Она была потрясена, даже напугана. Я ступил на балкон, не отпуская ее ладони. Она спряталась за штору, крепко сжимая мою руку. Она тоже боялась за меня. До полуночи оставалось не более часа, и Рю‑Рояль опустела: магазины закрылись, экипажи возле театра только что разъехались. Где‑то справа хлопнула дверь, и какая‑то парочка быстро зашагала к перекрестку. Лицо женщины скрывала большая белая шляпа. Их шаги замерли вдали, и снова все стихло. Я никого не видел и не чувствовал ничьего присутствия. Клодия тяжело дышала за моей спиной. Вдруг поблизости что‑то шевельнулось. Я вздрогнул, но тут же догадался, что это птицы на подоконнике внизу. Клодия тоже вздрогнула и подобралась поближе ко мне.
«Там никого нет…» – начал было я шепотом, но вдруг осекся.
Я увидел музыканта! Он стоял у входа в мебельный магазин так тихо и неподвижно, что я едва не проглядел его. Должно быть, этого он и хотел. Он повернул в мою сторону лицо, блеснувшее в темноте, точно вспышка белого света. Тревога и растерянность бесследно исчезли с окаменевших черт, на бледной коже чернели огромные глаза. Он смотрел на меня. Сомнений не оставалось: он стал вампиром.
«Я вижу его», – прошептал я, едва шевеля губами. Клодия прижалась ко мне, ее рука дрожала в моей ладони, сердце бешено колотилось.
Она тоже увидела его и задохнулась. Я смотрел вниз, он не двигался, но вдруг кровь застыла у меня в жилах. Я услышал шаги, скрипнули ворота; они приближались, эти размеренные, громкие, гулкие, знакомые шаги на лестнице… Клодия зажала рот ладонью, чтобы не закричать. Вампир внизу не двинулся с места. И я узнал эти шаги. Они принадлежали Лестату. Он добрался до входной двери, дернул за ручку, но она не поддалась; он тряс ее, бился в дверь, будто хотел сорвать ее с петель. Клодия забилась в угол, согнулась, словно от колик, ее безумный взгляд метался между мной и вампиром за окном. Грохот за дверью нарастал, и я услышал голос.
«Луи! – кричал Лестат, – Луи!»
Он ревел, как раненый зверь. И вдруг окно гостиной разлетелось на осколки, звякнула задвижка. Я торопливо схватил лампу со стола, ломая спички, зажег огонь.
«Закрой окно и отойди подальше, – крикнул я Клодии, и она подчинилась, выведенная из оцепенения четкими словами приказа. – Зажги остальные лампы. Скорей».
Она вскрикнула, чиркая спичкой: Лестат был уже в холле.
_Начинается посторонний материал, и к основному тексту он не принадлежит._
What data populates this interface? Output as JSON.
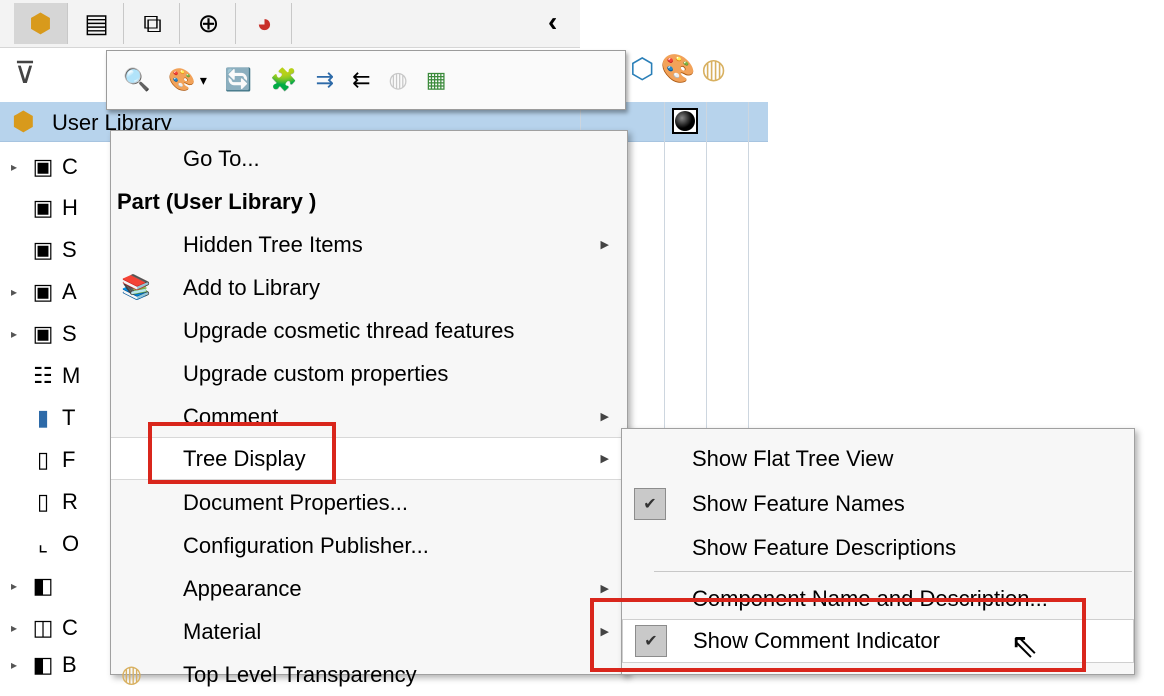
{
  "tabs": [
    {
      "name": "tab-feature-manager",
      "icon": "feature-manager-icon",
      "glyph": "⬢"
    },
    {
      "name": "tab-property-manager",
      "icon": "property-manager-icon",
      "glyph": "▤"
    },
    {
      "name": "tab-configuration-manager",
      "icon": "configuration-manager-icon",
      "glyph": "⧉"
    },
    {
      "name": "tab-dimxpert",
      "icon": "dimxpert-icon",
      "glyph": "⊕"
    },
    {
      "name": "tab-display-manager",
      "icon": "display-manager-icon",
      "glyph": "◕"
    }
  ],
  "collapse_glyph": "‹",
  "filter_glyph": "⊽",
  "toolbar_icons": [
    {
      "name": "zoom-icon",
      "glyph": "🔍"
    },
    {
      "name": "edit-appearance-icon",
      "glyph": "🎨"
    },
    {
      "name": "dropdown-arrow-icon",
      "glyph": "▾"
    },
    {
      "name": "copy-appearance-icon",
      "glyph": "🔄"
    },
    {
      "name": "paste-appearance-icon",
      "glyph": "🧩"
    },
    {
      "name": "expand-tree-icon",
      "glyph": "⇉"
    },
    {
      "name": "collapse-tree-icon",
      "glyph": "⇇"
    },
    {
      "name": "transparency-icon",
      "glyph": "◍"
    },
    {
      "name": "display-pane-icon",
      "glyph": "▦"
    }
  ],
  "column_icons": [
    {
      "name": "display-mode-icon",
      "glyph": "⬡"
    },
    {
      "name": "appearance-column-icon",
      "glyph": "🎨"
    },
    {
      "name": "transparency-column-icon",
      "glyph": "◍"
    }
  ],
  "root": {
    "icon": "part-icon",
    "glyph": "⬢",
    "label": "User Library"
  },
  "tree": [
    {
      "arrow": "▸",
      "glyph": "▣",
      "label": "C",
      "icon": "folder-icon"
    },
    {
      "arrow": "",
      "glyph": "▣",
      "label": "H",
      "icon": "history-folder-icon"
    },
    {
      "arrow": "",
      "glyph": "▣",
      "label": "S",
      "icon": "sensors-folder-icon"
    },
    {
      "arrow": "▸",
      "glyph": "▣",
      "label": "A",
      "icon": "annotations-folder-icon"
    },
    {
      "arrow": "▸",
      "glyph": "▣",
      "label": "S",
      "icon": "solid-bodies-folder-icon"
    },
    {
      "arrow": "",
      "glyph": "☷",
      "label": "M",
      "icon": "material-icon"
    },
    {
      "arrow": "",
      "glyph": "▮",
      "label": "T",
      "icon": "top-plane-icon"
    },
    {
      "arrow": "",
      "glyph": "▯",
      "label": "F",
      "icon": "front-plane-icon"
    },
    {
      "arrow": "",
      "glyph": "▯",
      "label": "R",
      "icon": "right-plane-icon"
    },
    {
      "arrow": "",
      "glyph": "⌞",
      "label": "O",
      "icon": "origin-icon"
    },
    {
      "arrow": "▸",
      "glyph": "◧",
      "label": "",
      "icon": "feature-icon"
    },
    {
      "arrow": "▸",
      "glyph": "◫",
      "label": "C",
      "icon": "feature-icon"
    },
    {
      "arrow": "▸",
      "glyph": "◧",
      "label": "B",
      "icon": "feature-icon"
    }
  ],
  "menu": {
    "go_to": "Go To...",
    "header": "Part (User Library )",
    "hidden_tree_items": "Hidden Tree Items",
    "add_to_library": "Add to Library",
    "upgrade_cosmetic": "Upgrade cosmetic thread features",
    "upgrade_custom": "Upgrade custom properties",
    "comment": "Comment",
    "tree_display": "Tree Display",
    "document_properties": "Document Properties...",
    "configuration_publisher": "Configuration Publisher...",
    "appearance": "Appearance",
    "material": "Material",
    "top_level_transparency": "Top Level Transparency",
    "submenu_arrow": "▶",
    "add_library_glyph": "📚"
  },
  "submenu": {
    "flat_tree": "Show Flat Tree View",
    "feature_names": "Show Feature Names",
    "feature_descriptions": "Show Feature Descriptions",
    "component_name": "Component Name and Description...",
    "comment_indicator": "Show Comment Indicator",
    "check_glyph": "✔"
  },
  "cursor_glyph": "⇖",
  "colors": {
    "selection": "#b7d3ec",
    "highlight_box": "#d9261c",
    "menu_bg": "#f7f7f7"
  }
}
Спустя мгновение он предстал перед нами. У меня перехватило дыхание, и я невольно отступил назад. Да, это был Лестат собственной персоной, целый и невредимый. Наклонив вперед голову, выпучив глаза, он покачивался, как пьяный, упираясь в косяк, чтобы не упасть. Его кожа была словно клубок шрамов после страшных ожогов; мутные глаза налились кровью.
«Не подходи… ради всего святого, – прошептал я. – Я брошу лампу, и ты сгоришь заживо».
И тут же услышал царапающий звук: сообщник Лестата карабкался по стене. Его пальцы обхватили прутья балконной решетки. Он всем телом навалился на балконную дверь, стекло разбилось, Клодия пронзительно закричала.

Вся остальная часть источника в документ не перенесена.